Run them, then read a long for description of the tasks.  

## Load CIFAR10

In [0]:
import torch
import torch.nn as nn
import torch.nn.functional as F
import torchvision

In [0]:
import torchvision.transforms as transforms
transform = transforms.Compose([transforms.ToTensor()])

In [0]:
batch_size = 32

trainset = torchvision.datasets.CIFAR10(root='./data', train=True,
                                        download=True, transform=transform)
trainloader = torch.utils.data.DataLoader(trainset, batch_size=batch_size,
                                          shuffle=True, num_workers=2)

testset = torchvision.datasets.CIFAR10(root='./data', train=False,
                                       download=True, transform=transform)
testloader = torch.utils.data.DataLoader(testset, batch_size=batch_size,
                                         shuffle=False, num_workers=2)

classes = ('plane', 'car', 'bird', 'cat',
           'deer', 'dog', 'frog', 'horse', 'ship', 'truck')


Files already downloaded and verified
Files already downloaded and verified


### Train and Evaluation loop

In [0]:
def train(model, num_epochs, trainloader, optimizer, criterion, device):
  model.train()
  for epoch in range(num_epochs):
      running_loss = 0.0
      for i, data in enumerate(trainloader, 0):
          # get the inputs
          inputs, labels = data
          inputs, labels = inputs.to(device), labels.to(device)

          # zero the parameter gradients
          optimizer.zero_grad()

          # forward + backward + optimize
          outputs = model(inputs)
          loss = criterion(outputs, labels)
          loss.backward()
          optimizer.step()

          # print statistics
          running_loss += loss.item()
          if i % 200 == 199:    # print every 200 mini-batches
              print('[%d, %5d] loss: %.3f' %
                    (epoch + 1, i + 1, running_loss / 200))
              running_loss = 0.0

  print('Finished Training')

In [0]:
def evaluate(model, dataloader, device):
  correct = 0
  total = 0
  model.eval()
  with torch.no_grad():
      for data in dataloader:
          inputs, labels = data
          inputs, labels = inputs.to(device), labels.to(device)
          outputs = model(inputs)
          _, predicted = torch.max(outputs.data, 1)
          total += labels.size(0)
          correct += (predicted == labels).sum().item()

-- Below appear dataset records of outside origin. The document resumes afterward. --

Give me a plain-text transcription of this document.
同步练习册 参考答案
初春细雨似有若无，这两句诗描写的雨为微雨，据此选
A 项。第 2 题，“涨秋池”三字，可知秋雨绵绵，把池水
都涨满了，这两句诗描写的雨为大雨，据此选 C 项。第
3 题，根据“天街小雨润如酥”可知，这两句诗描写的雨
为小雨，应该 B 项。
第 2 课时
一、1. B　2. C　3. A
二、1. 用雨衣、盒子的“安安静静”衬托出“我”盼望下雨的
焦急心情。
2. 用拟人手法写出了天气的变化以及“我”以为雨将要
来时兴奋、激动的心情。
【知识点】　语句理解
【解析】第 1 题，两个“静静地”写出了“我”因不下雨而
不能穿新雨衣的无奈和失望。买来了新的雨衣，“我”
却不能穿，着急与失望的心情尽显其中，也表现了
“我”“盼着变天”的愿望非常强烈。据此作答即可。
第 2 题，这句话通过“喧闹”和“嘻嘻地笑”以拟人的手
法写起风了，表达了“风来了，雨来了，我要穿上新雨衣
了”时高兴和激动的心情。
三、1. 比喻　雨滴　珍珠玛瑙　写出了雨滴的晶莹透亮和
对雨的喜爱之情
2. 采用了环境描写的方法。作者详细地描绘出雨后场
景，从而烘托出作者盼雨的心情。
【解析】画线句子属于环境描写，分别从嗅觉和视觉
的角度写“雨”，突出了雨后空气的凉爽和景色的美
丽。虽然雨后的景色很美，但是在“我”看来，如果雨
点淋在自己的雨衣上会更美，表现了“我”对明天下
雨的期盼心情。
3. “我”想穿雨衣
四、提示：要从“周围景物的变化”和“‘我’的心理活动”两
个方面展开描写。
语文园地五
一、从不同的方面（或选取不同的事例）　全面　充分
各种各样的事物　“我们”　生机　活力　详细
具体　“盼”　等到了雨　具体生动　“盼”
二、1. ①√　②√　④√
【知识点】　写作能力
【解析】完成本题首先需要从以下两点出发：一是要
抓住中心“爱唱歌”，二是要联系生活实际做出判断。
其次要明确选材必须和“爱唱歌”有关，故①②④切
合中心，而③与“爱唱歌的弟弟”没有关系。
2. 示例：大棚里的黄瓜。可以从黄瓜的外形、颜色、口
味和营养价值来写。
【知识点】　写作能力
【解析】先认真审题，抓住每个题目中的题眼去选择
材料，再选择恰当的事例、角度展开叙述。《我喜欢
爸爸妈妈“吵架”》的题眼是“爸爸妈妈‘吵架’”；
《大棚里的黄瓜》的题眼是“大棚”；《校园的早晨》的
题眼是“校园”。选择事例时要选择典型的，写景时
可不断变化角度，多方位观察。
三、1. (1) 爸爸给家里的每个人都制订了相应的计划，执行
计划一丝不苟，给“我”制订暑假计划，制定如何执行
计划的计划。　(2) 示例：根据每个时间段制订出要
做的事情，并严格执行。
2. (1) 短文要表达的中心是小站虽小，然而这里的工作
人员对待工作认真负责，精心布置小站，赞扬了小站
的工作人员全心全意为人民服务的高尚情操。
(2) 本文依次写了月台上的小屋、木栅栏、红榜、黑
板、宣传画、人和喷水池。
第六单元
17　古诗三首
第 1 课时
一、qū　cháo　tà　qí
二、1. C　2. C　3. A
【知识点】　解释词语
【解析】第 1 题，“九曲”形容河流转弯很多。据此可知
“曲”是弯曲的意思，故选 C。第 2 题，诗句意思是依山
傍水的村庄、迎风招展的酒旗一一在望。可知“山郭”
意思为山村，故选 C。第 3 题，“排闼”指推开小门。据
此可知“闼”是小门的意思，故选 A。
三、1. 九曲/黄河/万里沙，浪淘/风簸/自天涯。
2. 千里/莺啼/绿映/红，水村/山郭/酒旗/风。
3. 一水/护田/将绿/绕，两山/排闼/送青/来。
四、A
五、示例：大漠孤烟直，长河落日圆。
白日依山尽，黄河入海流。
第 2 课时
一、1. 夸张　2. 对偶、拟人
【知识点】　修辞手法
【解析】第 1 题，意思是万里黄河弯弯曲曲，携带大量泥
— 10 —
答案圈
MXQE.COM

  print('Accuracy of the network on the 10000 test images: %d %%' % (
      100 * correct / total))

## More Transformations!

### Description

Before we update our model, lets try to give it better inputs.  
Let's add 
 - Data Augmentation (more -> better)
 - Normalizing the input images (Theoreticall, your network will train better when the inputs are normalized, related to the way the weights are initialized).
How to do this:  

We define a `transform` instance and read our data using it.  
Reread the **train data** with your own `transform` instance.

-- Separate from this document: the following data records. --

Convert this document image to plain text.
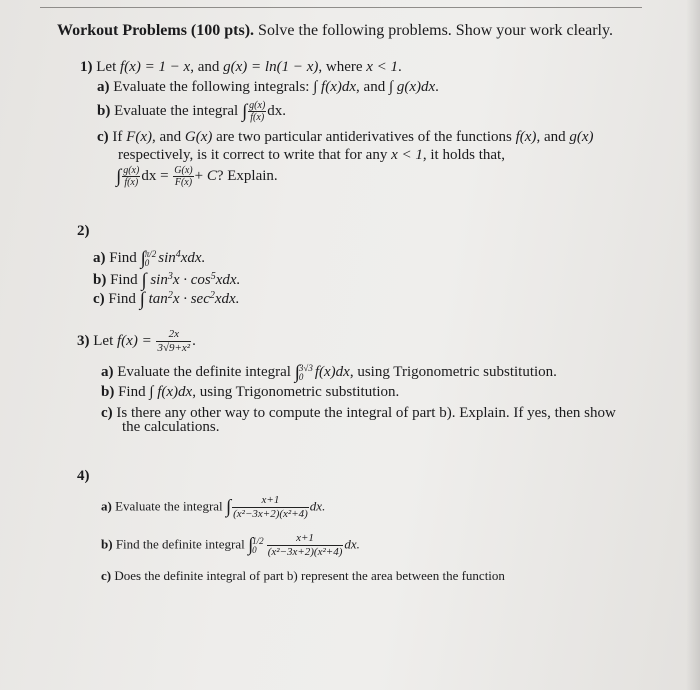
Workout Problems (100 pts). Solve the following problems. Show your work clearly.
1) Let f(x) = 1 − x, and g(x) = ln(1 − x), where x < 1.
a) Evaluate the following integrals: ∫ f(x)dx, and ∫ g(x)dx.
b) Evaluate the integral ∫ $\frac{g(x)}{f(x)}$ dx.
c) If F(x), and G(x) are two particular antiderivatives of the functions f(x), and g(x)
respectively, is it correct to write that for any x < 1, it holds that,
∫ $\frac{g(x)}{f(x)}$ dx = $\frac{G(x)}{F(x)} + C$? Explain.
2)
a) Find ∫ π/2
0 $\sin^4xdx$.
b) Find ∫ $\sin^3x \cdot \cos^5xdx$.
c) Find ∫ $\tan^2x \cdot \sec^2xdx$.
3) Let $f(x) = \frac{2x}{\text{3√9+x²}}$ .
a) Evaluate the definite integral ∫ 3√3
0 f(x)dx, using Trigonometric substitution.
b) Find ∫ f(x)dx, using Trigonometric substitution.
c) Is there any other way to compute the integral of part b). Explain. If yes, then show
the calculations.
4)
a) Evaluate the integral ∫ $\frac{x+1}{\text{(x²−3x+2)(x²+4)}}$ dx.
b) Find the definite integral ∫ 1/2
$0 \frac{x+1}{\text{(x²−3x+2)(x²+4)}}$ dx.
c) Does the definite integral of part b) represent the area between the function
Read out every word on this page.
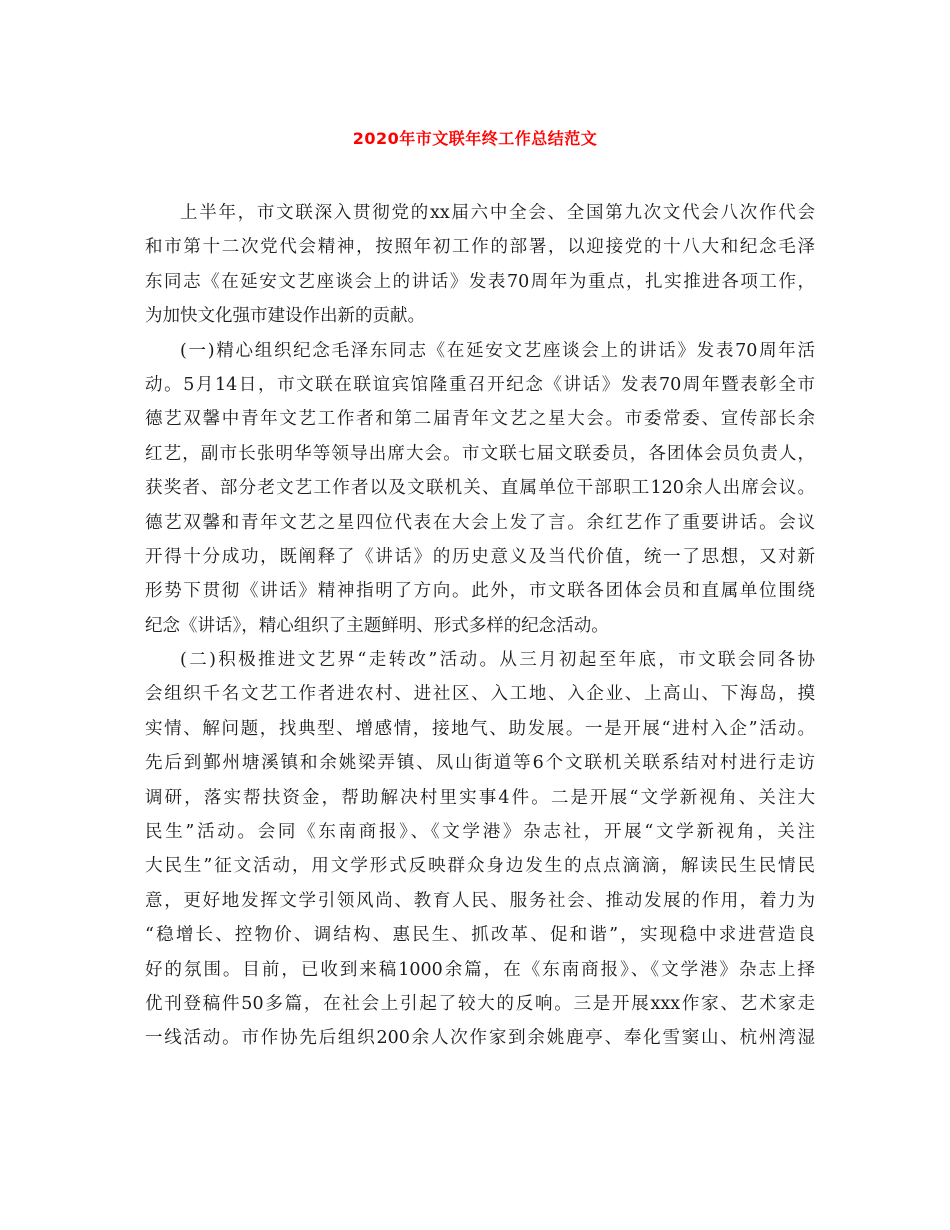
2020年市文联年终工作总结范文
上半年，市文联深入贯彻党的xx届六中全会、全国第九次文代会八次作代会
和市第十二次党代会精神，按照年初工作的部署，以迎接党的十八大和纪念毛泽
东同志《在延安文艺座谈会上的讲话》发表70周年为重点，扎实推进各项工作，
为加快文化强市建设作出新的贡献。
(一)精心组织纪念毛泽东同志《在延安文艺座谈会上的讲话》发表70周年活
动。5月14日，市文联在联谊宾馆隆重召开纪念《讲话》发表70周年暨表彰全市
德艺双馨中青年文艺工作者和第二届青年文艺之星大会。市委常委、宣传部长余
红艺，副市长张明华等领导出席大会。市文联七届文联委员，各团体会员负责人，
获奖者、部分老文艺工作者以及文联机关、直属单位干部职工120余人出席会议。
德艺双馨和青年文艺之星四位代表在大会上发了言。余红艺作了重要讲话。会议
开得十分成功，既阐释了《讲话》的历史意义及当代价值，统一了思想，又对新
形势下贯彻《讲话》精神指明了方向。此外，市文联各团体会员和直属单位围绕
纪念《讲话》，精心组织了主题鲜明、形式多样的纪念活动。
(二)积极推进文艺界“走转改”活动。从三月初起至年底，市文联会同各协
会组织千名文艺工作者进农村、进社区、入工地、入企业、上高山、下海岛，摸
实情、解问题，找典型、增感情，接地气、助发展。一是开展“进村入企”活动。
先后到鄞州塘溪镇和余姚梁弄镇、凤山街道等6个文联机关联系结对村进行走访
调研，落实帮扶资金，帮助解决村里实事4件。二是开展“文学新视角、关注大
民生”活动。会同《东南商报》、《文学港》杂志社，开展“文学新视角，关注
大民生”征文活动，用文学形式反映群众身边发生的点点滴滴，解读民生民情民
意，更好地发挥文学引领风尚、教育人民、服务社会、推动发展的作用，着力为
“稳增长、控物价、调结构、惠民生、抓改革、促和谐”，实现稳中求进营造良
好的氛围。目前，已收到来稿1000余篇，在《东南商报》、《文学港》杂志上择
优刊登稿件50多篇，在社会上引起了较大的反响。三是开展xxx作家、艺术家走
一线活动。市作协先后组织200余人次作家到余姚鹿亭、奉化雪窦山、杭州湾湿
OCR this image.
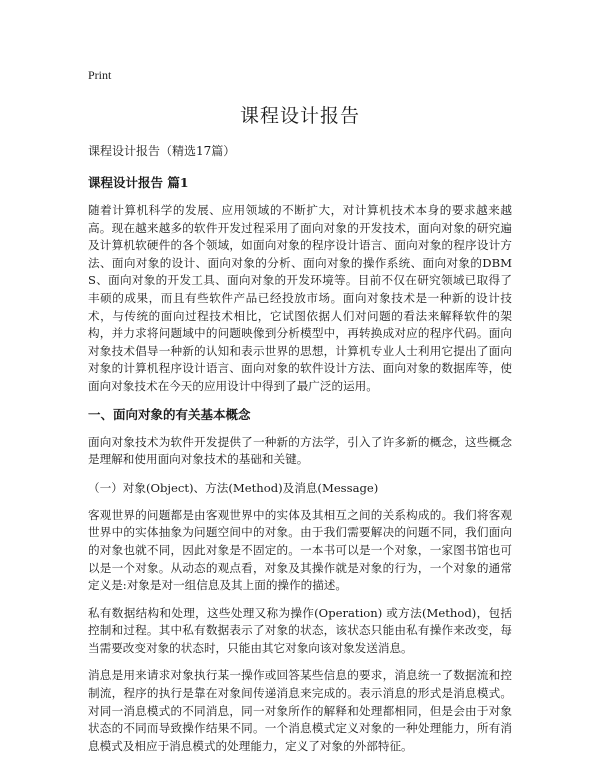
Print
课程设计报告

课程设计报告（精选17篇）

课程设计报告 篇1

随着计算机科学的发展、应用领域的不断扩大，对计算机技术本身的要求越来越高。现在越来越多的软件开发过程采用了面向对象的开发技术，面向对象的研究遍及计算机软硬件的各个领域，如面向对象的程序设计语言、面向对象的程序设计方法、面向对象的设计、面向对象的分析、面向对象的操作系统、面向对象的DBMS、面向对象的开发工具、面向对象的开发环境等。目前不仅在研究领域已取得了丰硕的成果，而且有些软件产品已经投放市场。面向对象技术是一种新的设计技术，与传统的面向过程技术相比，它试图依据人们对问题的看法来解释软件的架构，并力求将问题域中的问题映像到分析模型中，再转换成对应的程序代码。面向对象技术倡导一种新的认知和表示世界的思想，计算机专业人士利用它提出了面向对象的计算机程序设计语言、面向对象的软件设计方法、面向对象的数据库等，使面向对象技术在今天的应用设计中得到了最广泛的运用。

一、面向对象的有关基本概念

面向对象技术为软件开发提供了一种新的方法学，引入了许多新的概念，这些概念是理解和使用面向对象技术的基础和关键。

（一）对象(Object)、方法(Method)及消息(Message)

客观世界的问题都是由客观世界中的实体及其相互之间的关系构成的。我们将客观世界中的实体抽象为问题空间中的对象。由于我们需要解决的问题不同，我们面向的对象也就不同，因此对象是不固定的。一本书可以是一个对象，一家图书馆也可以是一个对象。从动态的观点看，对象及其操作就是对象的行为，一个对象的通常定义是:对象是对一组信息及其上面的操作的描述。

私有数据结构和处理，这些处理又称为操作(Operation) 或方法(Method)，包括控制和过程。其中私有数据表示了对象的状态，该状态只能由私有操作来改变，每当需要改变对象的状态时，只能由其它对象向该对象发送消息。

消息是用来请求对象执行某一操作或回答某些信息的要求，消息统一了数据流和控制流，程序的执行是靠在对象间传递消息来完成的。表示消息的形式是消息模式。对同一消息模式的不同消息，同一对象所作的解释和处理都相同，但是会由于对象状态的不同而导致操作结果不同。一个消息模式定义对象的一种处理能力，所有消息模式及相应于消息模式的处理能力，定义了对象的外部特征。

- Horizontally flip the given PIL Image randomly with a given probability, use default probability. 
 - **Hint:** Look at [`RandomHorizontalFlip`](https://pytorch.org/docs/stable/torchvision/transforms.html#torchvision.transforms.RandomHorizontalFlip).
-  Normalize the inputs such that the mean and standard deviation are 0, 1 respectively for each channel. 
  - Normalize using standard normalization:  
    $x' = \frac{x-\mu}{\sigma}$, or  
    `input[channel] = (input[channel]-mean[channel]) / std[channel]`  
  - **Hint:** use [Normalize](https://pytorch.org/docs/stable/torchvision/transforms.html#torchvision.transforms.RandomHorizontalFlip)  to preform such transformation.  
    We need 2 vectors of size `channels`, to represent the mean and std of each channel, find these.
- Don't forget to use the same `ToTensor` transformation we used.

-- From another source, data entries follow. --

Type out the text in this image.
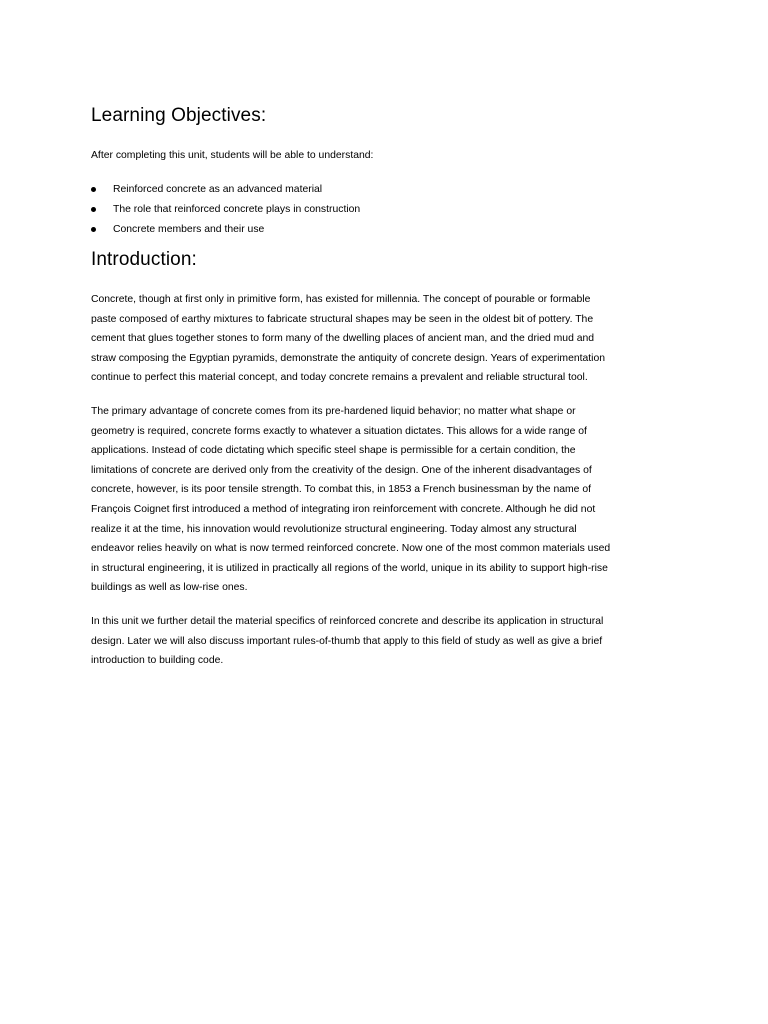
Learning Objectives:

After completing this unit, students will be able to understand:

Reinforced concrete as an advanced material
The role that reinforced concrete plays in construction
Concrete members and their use
Introduction:

Concrete, though at first only in primitive form, has existed for millennia. The concept of pourable or formable
paste composed of earthy mixtures to fabricate structural shapes may be seen in the oldest bit of pottery. The
cement that glues together stones to form many of the dwelling places of ancient man, and the dried mud and
straw composing the Egyptian pyramids, demonstrate the antiquity of concrete design. Years of experimentation
continue to perfect this material concept, and today concrete remains a prevalent and reliable structural tool.

The primary advantage of concrete comes from its pre-hardened liquid behavior; no matter what shape or
geometry is required, concrete forms exactly to whatever a situation dictates. This allows for a wide range of
applications. Instead of code dictating which specific steel shape is permissible for a certain condition, the
limitations of concrete are derived only from the creativity of the design. One of the inherent disadvantages of
concrete, however, is its poor tensile strength. To combat this, in 1853 a French businessman by the name of
François Coignet first introduced a method of integrating iron reinforcement with concrete. Although he did not
realize it at the time, his innovation would revolutionize structural engineering. Today almost any structural
endeavor relies heavily on what is now termed reinforced concrete. Now one of the most common materials used
in structural engineering, it is utilized in practically all regions of the world, unique in its ability to support high-rise
buildings as well as low-rise ones.

In this unit we further detail the material specifics of reinforced concrete and describe its application in structural
design. Later we will also discuss important rules-of-thumb that apply to this field of study as well as give a brief
introduction to building code.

Reread the **test data** using the same normalization as the train data, but don't augment the data. (Again, don't forget to use `ToTensor`)


Yes, you can do this in python with loops etc, but try to do this with native Torch native methods, `mean()`, `std()` etc'.  
**Hint:** You will probably want to stack all the images to one tensor. use `torch.stack([t[0] for t in trainset])` then you will have a `[50000, 3, 32, 32]` size tensor with all the images.

### Your Implemention

# CNN

Define the following CNN:
 - It should have a 3 Convolution layers.
 - It should have a Deep FC layer.

## Deep Fully Connected


While it will be the later layer of our network, let's start with the Deep FC network.  
We  should define such network in an independent way from CNN,  
so when we want to reuse it, we can.

Define the following network (x is input)

$x \rightarrow dropout \rightarrow linearLayer_1 \rightarrow relu \rightarrow linearLayer_2 \rightarrow relu \rightarrow dropout \rightarrow linearLayer_3$

Make the The input/hidden/output sizes and the Dropout probability decided by the constructor arugments.

### Your implementation

In [1]:
class FC(nn.Module):
  pass

NameError: ignored

## Deep Convolution Layer

We want to define a single Deep Convolution network (Then, we will initialize it 3 times)

Define the following network (x is input)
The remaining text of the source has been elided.